Yantra, Hindu içerik ve uygulamalarında kullanılırken, Mandala Budist içerik ve uygulamalarında kullanılmaktadır. Bazı durumlarda Mandala Hindu içeriklerinde de uygulanmıştır. Yantra lar genellikle Sadhana’lalar da kullanılır.(Sadhana günlük ruhsal pratik ,kalbinde hissettiğin her şey…) Yantralar, kozmik gerçeği açığa çıkarıcı semboller ve insan deneyiminin ruhsal yönünün öğretimi sürecinde işlev görür.

Bon, Buddizimin bir önceki evresinde çıkan dindir ve ayrı bir öneme sahiptir. Bon’da toprak, su, ateş, hava ve uzay fenomen veya Skandha’nın en önemli unsurları olarak karşımıza çıkar. (Budist yazında skandha (Sanskrit) veya khandha (Pāli, Türkçe karşılığı küme) benlik duygusuna temel teşkil eden, ve bu duyguya bağımlılığa neden olan beş tür olgudan her birine verilen addır. Tanım: Wikipedia) Bon diniyle ilgili sembozlizm esas olarak “ Çakralar” için kullanılır. Bon’u tasvir eden ana görsel formlarında mandala gerçekçi bir form olmadan geometrik olarak kullanılır.
Mandalalar bunun yanında Tantrik Budistler tarafından yaygın olarak meditasyona yardımcı olarak kullanılır. Bazı rahipler saatlerini tapınak zeminlerinde farklı renklerde kumlardan oluşturdukları mandalaları özenle oluşturmakla geçirirler. Mandalalar kutsal yer olarak görülür, mandalaya bakan kutsallığın evrendeki içkinliğini ve kendi içindeki potansiyeli görür.
Mandala’nın bu derinliği Batı dünyasını da etkisi altına almış felsefeciler, ressamlar mandalanın aslında insan yaşamının kalbinde yer alan zihin, beden ve ruh temelinde yaşam döngülerini kendi eserlerinde kullanmışlardır.
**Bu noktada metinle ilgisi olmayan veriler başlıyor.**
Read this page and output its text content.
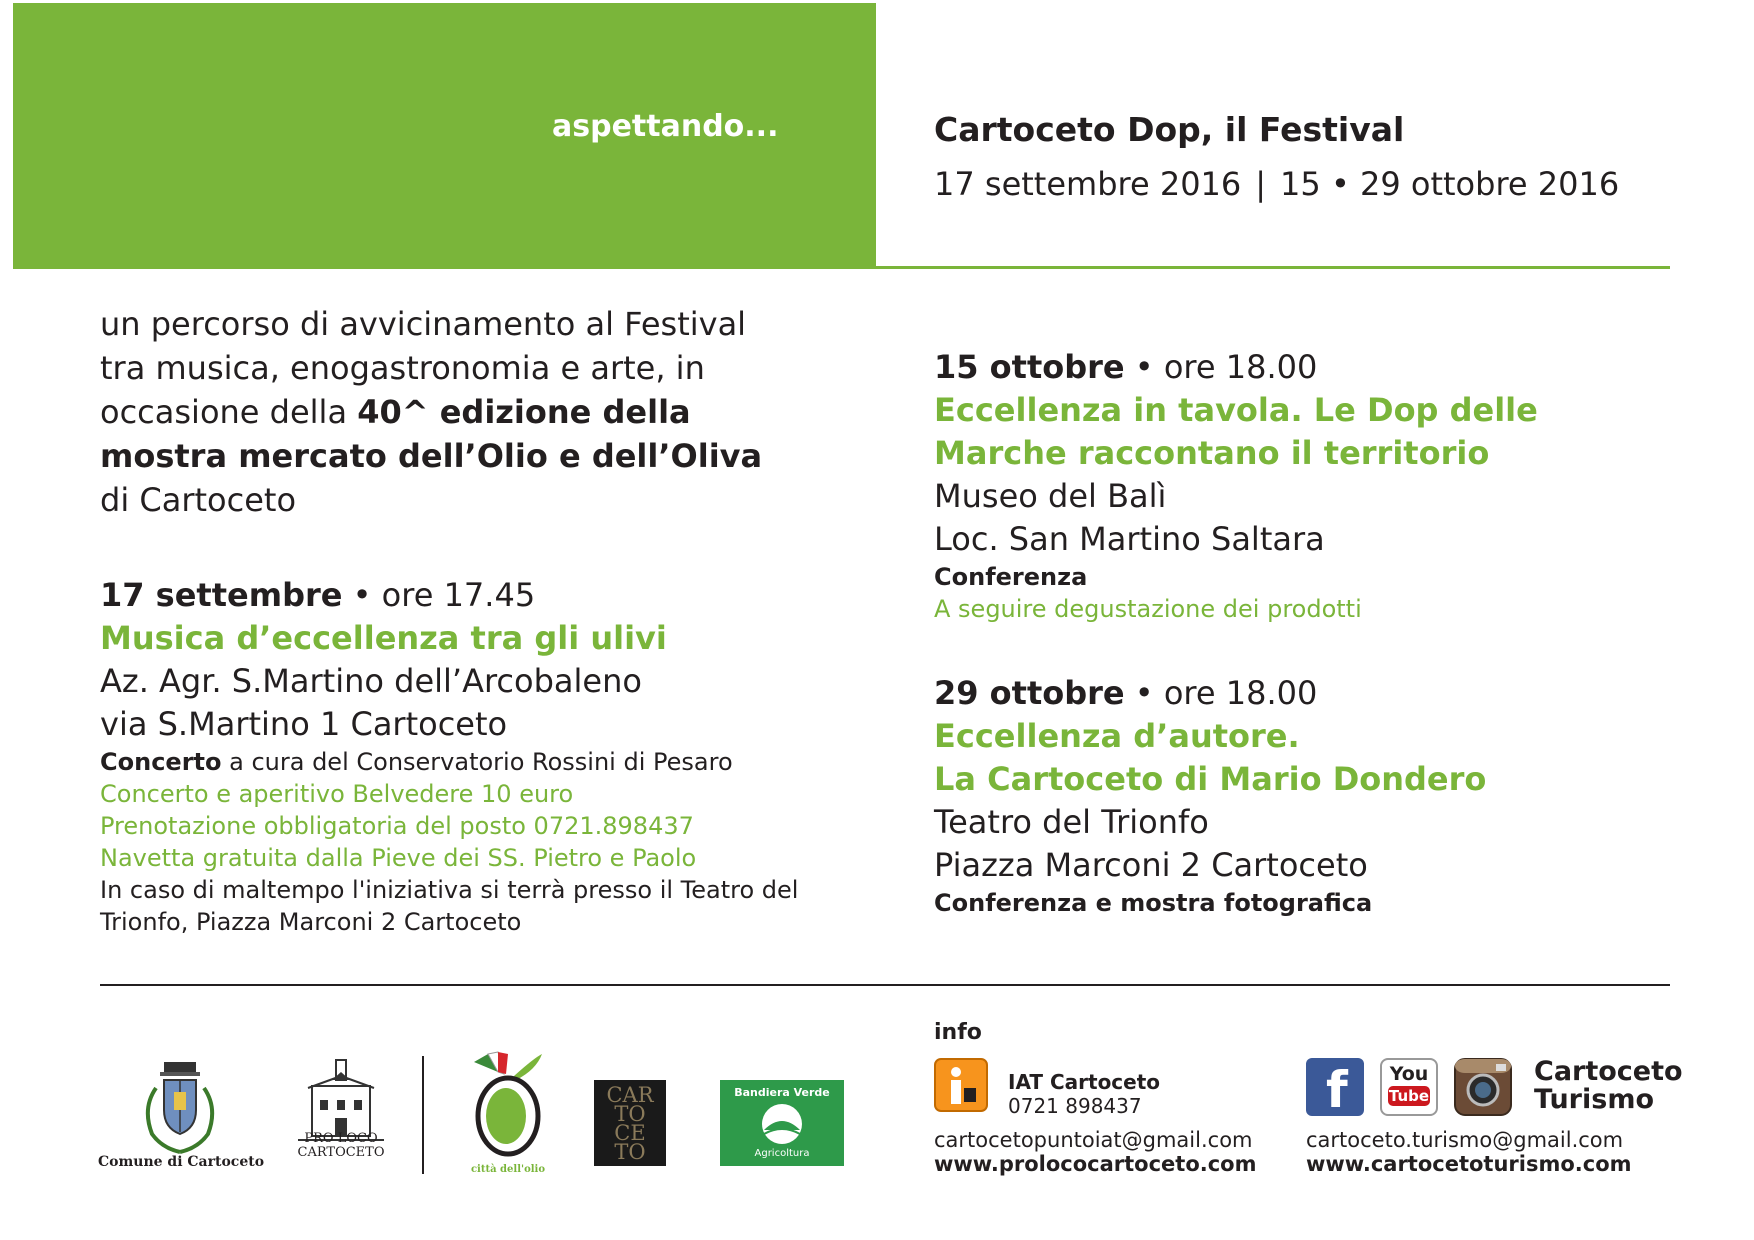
aspettando...	Cartoceto Dop, il Festival
17 settembre 2016 | 15 • 29 ottobre 2016

un percorso di avvicinamento al Festival

tra musica, enogastronomia e arte, in

occasione della 40^ edizione della

mostra mercato dell’Olio e dell’Oliva

di Cartoceto

17 settembre • ore 17.45
Musica d’eccellenza tra gli ulivi
Az. Agr. S.Martino dell’Arcobaleno
via S.Martino 1 Cartoceto
Concerto a cura del Conservatorio Rossini di Pesaro
Concerto e aperitivo Belvedere 10 euro
Prenotazione obbligatoria del posto 0721.898437
Navetta gratuita dalla Pieve dei SS. Pietro e Paolo
In caso di maltempo l'iniziativa si terrà presso il Teatro del Trionfo, Piazza Marconi 2 Cartoceto
15 ottobre • ore 18.00
Eccellenza in tavola. Le Dop delle
Marche raccontano il territorio
Museo del Balì
Loc. San Martino Saltara
Conferenza
A seguire degustazione dei prodotti
29 ottobre • ore 18.00
Eccellenza d’autore.
La Cartoceto di Mario Dondero
Teatro del Trionfo
Piazza Marconi 2 Cartoceto
Conferenza e mostra fotografica
Comune di Cartoceto
PRO LOCO
CARTOCETO
città dell'olio
CAR
TO
CE
TO
Bandiera Verde
Agricoltura
info
IAT Cartoceto
0721 898437
cartocetopuntoiat@gmail.com
www.prolococartoceto.com
f	You
Tube
Cartoceto
Turismo
cartoceto.turismo@gmail.com
www.cartocetoturismo.com
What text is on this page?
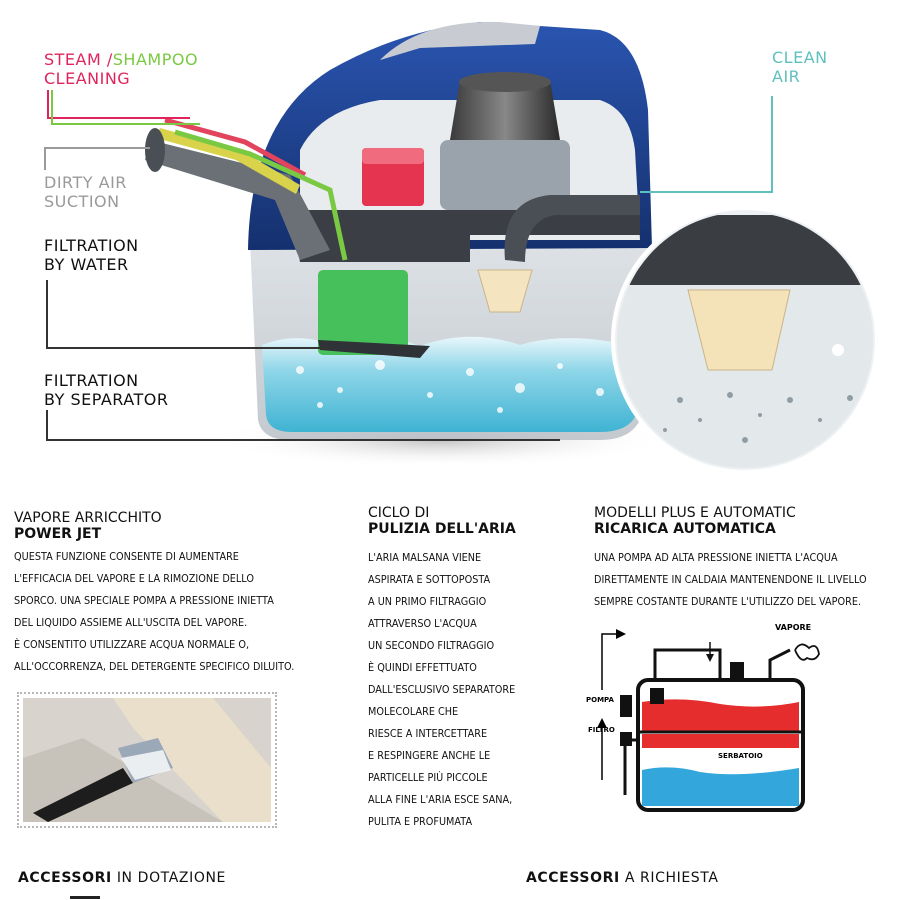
STEAM /SHAMPOO
CLEANING
DIRTY AIR
SUCTION
FILTRATION
BY WATER
FILTRATION
BY SEPARATOR
CLEAN
AIR
VAPORE ARRICCHITO
POWER JET
QUESTA FUNZIONE CONSENTE DI AUMENTARE
L'EFFICACIA DEL VAPORE E LA RIMOZIONE DELLO
SPORCO. UNA SPECIALE POMPA A PRESSIONE INIETTA
DEL LIQUIDO ASSIEME ALL'USCITA DEL VAPORE.
È CONSENTITO UTILIZZARE ACQUA NORMALE O,
ALL'OCCORRENZA, DEL DETERGENTE SPECIFICO DILUITO.
CICLO DI
PULIZIA DELL'ARIA
L'ARIA MALSANA VIENE
ASPIRATA E SOTTOPOSTA
A UN PRIMO FILTRAGGIO
ATTRAVERSO L'ACQUA
UN SECONDO FILTRAGGIO
È QUINDI EFFETTUATO
DALL'ESCLUSIVO SEPARATORE
MOLECOLARE CHE
RIESCE A INTERCETTARE
E RESPINGERE ANCHE LE
PARTICELLE PIÙ PICCOLE
ALLA FINE L'ARIA ESCE SANA,
PULITA E PROFUMATA
MODELLI PLUS E AUTOMATIC
RICARICA AUTOMATICA
UNA POMPA AD ALTA PRESSIONE INIETTA L'ACQUA
DIRETTAMENTE IN CALDAIA MANTENENDONE IL LIVELLO
SEMPRE COSTANTE DURANTE L'UTILIZZO DEL VAPORE.
VAPORE
CALDAIA
SERBATOIO
POMPA
FILTRO
ACCESSORI IN DOTAZIONE	ACCESSORI A RICHIESTA
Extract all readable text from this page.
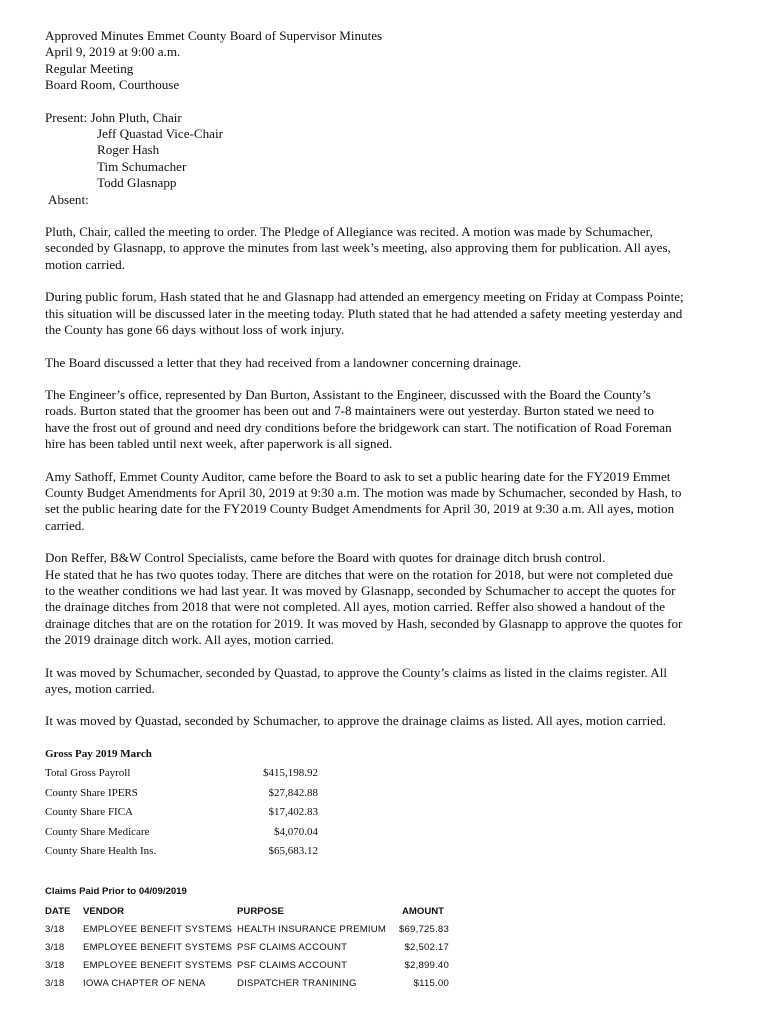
Approved Minutes Emmet County Board of Supervisor Minutes
April 9, 2019 at 9:00 a.m.
Regular Meeting
Board Room, Courthouse
Present: John Pluth, Chair
Jeff Quastad Vice-Chair
Roger Hash
Tim Schumacher
Todd Glasnapp
Absent:

Pluth, Chair, called the meeting to order. The Pledge of Allegiance was recited. A motion was made by Schumacher,
seconded by Glasnapp, to approve the minutes from last week’s meeting, also approving them for publication. All ayes,
motion carried.

During public forum, Hash stated that he and Glasnapp had attended an emergency meeting on Friday at Compass Pointe;
this situation will be discussed later in the meeting today. Pluth stated that he had attended a safety meeting yesterday and
the County has gone 66 days without loss of work injury.

The Board discussed a letter that they had received from a landowner concerning drainage.

The Engineer’s office, represented by Dan Burton, Assistant to the Engineer, discussed with the Board the County’s
roads. Burton stated that the groomer has been out and 7-8 maintainers were out yesterday. Burton stated we need to
have the frost out of ground and need dry conditions before the bridgework can start. The notification of Road Foreman
hire has been tabled until next week, after paperwork is all signed.

Amy Sathoff, Emmet County Auditor, came before the Board to ask to set a public hearing date for the FY2019 Emmet
County Budget Amendments for April 30, 2019 at 9:30 a.m. The motion was made by Schumacher, seconded by Hash, to
set the public hearing date for the FY2019 County Budget Amendments for April 30, 2019 at 9:30 a.m. All ayes, motion
carried.

Don Reffer, B&W Control Specialists, came before the Board with quotes for drainage ditch brush control.
He stated that he has two quotes today. There are ditches that were on the rotation for 2018, but were not completed due
to the weather conditions we had last year. It was moved by Glasnapp, seconded by Schumacher to accept the quotes for
the drainage ditches from 2018 that were not completed. All ayes, motion carried. Reffer also showed a handout of the
drainage ditches that are on the rotation for 2019. It was moved by Hash, seconded by Glasnapp to approve the quotes for
the 2019 drainage ditch work. All ayes, motion carried.

It was moved by Schumacher, seconded by Quastad, to approve the County’s claims as listed in the claims register. All
ayes, motion carried.

It was moved by Quastad, seconded by Schumacher, to approve the drainage claims as listed. All ayes, motion carried.

Gross Pay 2019 March
Total Gross Payroll	$415,198.92
County Share IPERS	$27,842.88
County Share FICA	$17,402.83
County Share Medicare	$4,070.04
County Share Health Ins.	$65,683.12
Claims Paid Prior to 04/09/2019
DATE	VENDOR	PURPOSE	AMOUNT
3/18	EMPLOYEE BENEFIT SYSTEMS	HEALTH INSURANCE PREMIUM	$69,725.83
3/18	EMPLOYEE BENEFIT SYSTEMS	PSF CLAIMS ACCOUNT	$2,502.17
3/18	EMPLOYEE BENEFIT SYSTEMS	PSF CLAIMS ACCOUNT	$2,899.40
3/18	IOWA CHAPTER OF NENA	DISPATCHER TRANINING	$115.00
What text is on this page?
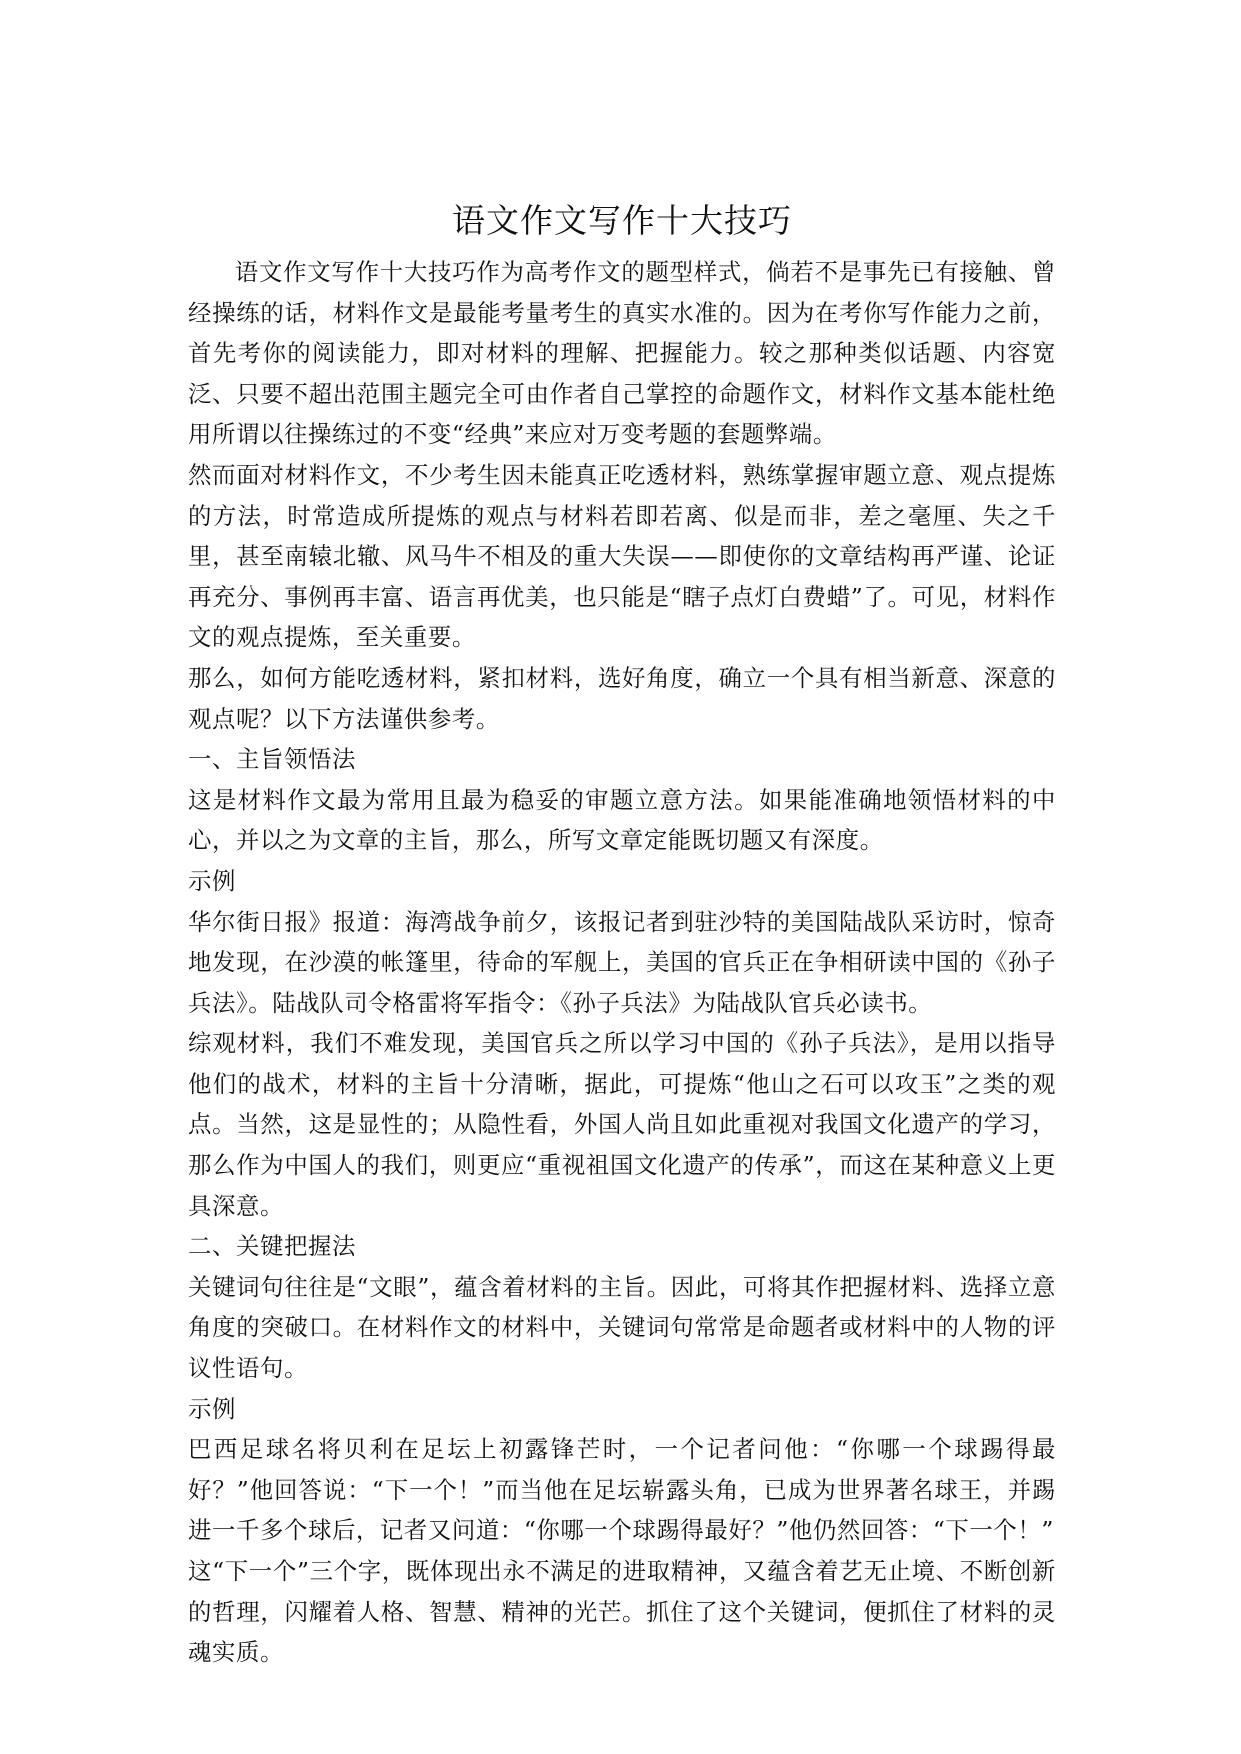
语文作文写作十大技巧

语文作文写作十大技巧作为高考作文的题型样式，倘若不是事先已有接触、曾经操练的话，材料作文是最能考量考生的真实水准的。因为在考你写作能力之前，首先考你的阅读能力，即对材料的理解、把握能力。较之那种类似话题、内容宽泛、只要不超出范围主题完全可由作者自己掌控的命题作文，材料作文基本能杜绝用所谓以往操练过的不变“经典”来应对万变考题的套题弊端。

然而面对材料作文，不少考生因未能真正吃透材料，熟练掌握审题立意、观点提炼的方法，时常造成所提炼的观点与材料若即若离、似是而非，差之毫厘、失之千里，甚至南辕北辙、风马牛不相及的重大失误——即使你的文章结构再严谨、论证再充分、事例再丰富、语言再优美，也只能是“瞎子点灯白费蜡”了。可见，材料作文的观点提炼，至关重要。

那么，如何方能吃透材料，紧扣材料，选好角度，确立一个具有相当新意、深意的观点呢？以下方法谨供参考。

一、主旨领悟法

这是材料作文最为常用且最为稳妥的审题立意方法。如果能准确地领悟材料的中心，并以之为文章的主旨，那么，所写文章定能既切题又有深度。

示例

华尔街日报》报道：海湾战争前夕，该报记者到驻沙特的美国陆战队采访时，惊奇地发现，在沙漠的帐篷里，待命的军舰上，美国的官兵正在争相研读中国的《孙子兵法》。陆战队司令格雷将军指令：《孙子兵法》为陆战队官兵必读书。

综观材料，我们不难发现，美国官兵之所以学习中国的《孙子兵法》，是用以指导他们的战术，材料的主旨十分清晰，据此，可提炼“他山之石可以攻玉”之类的观点。当然，这是显性的；从隐性看，外国人尚且如此重视对我国文化遗产的学习，那么作为中国人的我们，则更应“重视祖国文化遗产的传承”，而这在某种意义上更具深意。

二、关键把握法

关键词句往往是“文眼”，蕴含着材料的主旨。因此，可将其作把握材料、选择立意角度的突破口。在材料作文的材料中，关键词句常常是命题者或材料中的人物的评议性语句。

示例

巴西足球名将贝利在足坛上初露锋芒时，一个记者问他：“你哪一个球踢得最好？”他回答说：“下一个！”而当他在足坛崭露头角，已成为世界著名球王，并踢进一千多个球后，记者又问道：“你哪一个球踢得最好？”他仍然回答：“下一个！”

这“下一个”三个字，既体现出永不满足的进取精神，又蕴含着艺无止境、不断创新的哲理，闪耀着人格、智慧、精神的光芒。抓住了这个关键词，便抓住了材料的灵魂实质。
Görüldüğü gibi mandalanın her kültür için farklı etkileri ve buna bağlı olarak farklı şekilleri vardır. Mandala bir grafik tasarımdan öte kendini keşfetmek isteyenlerin bir yolculuğu olarak çoğu kültürde ve ritüelde tanımlanmıştır. Siz de bu eserlere baktığınızda kendinizi keşfetmeye açılan bir kapıyı araladığınızı ve tarihten gelen yaşam döngüsünün formlarına baktığınızı unutmayın…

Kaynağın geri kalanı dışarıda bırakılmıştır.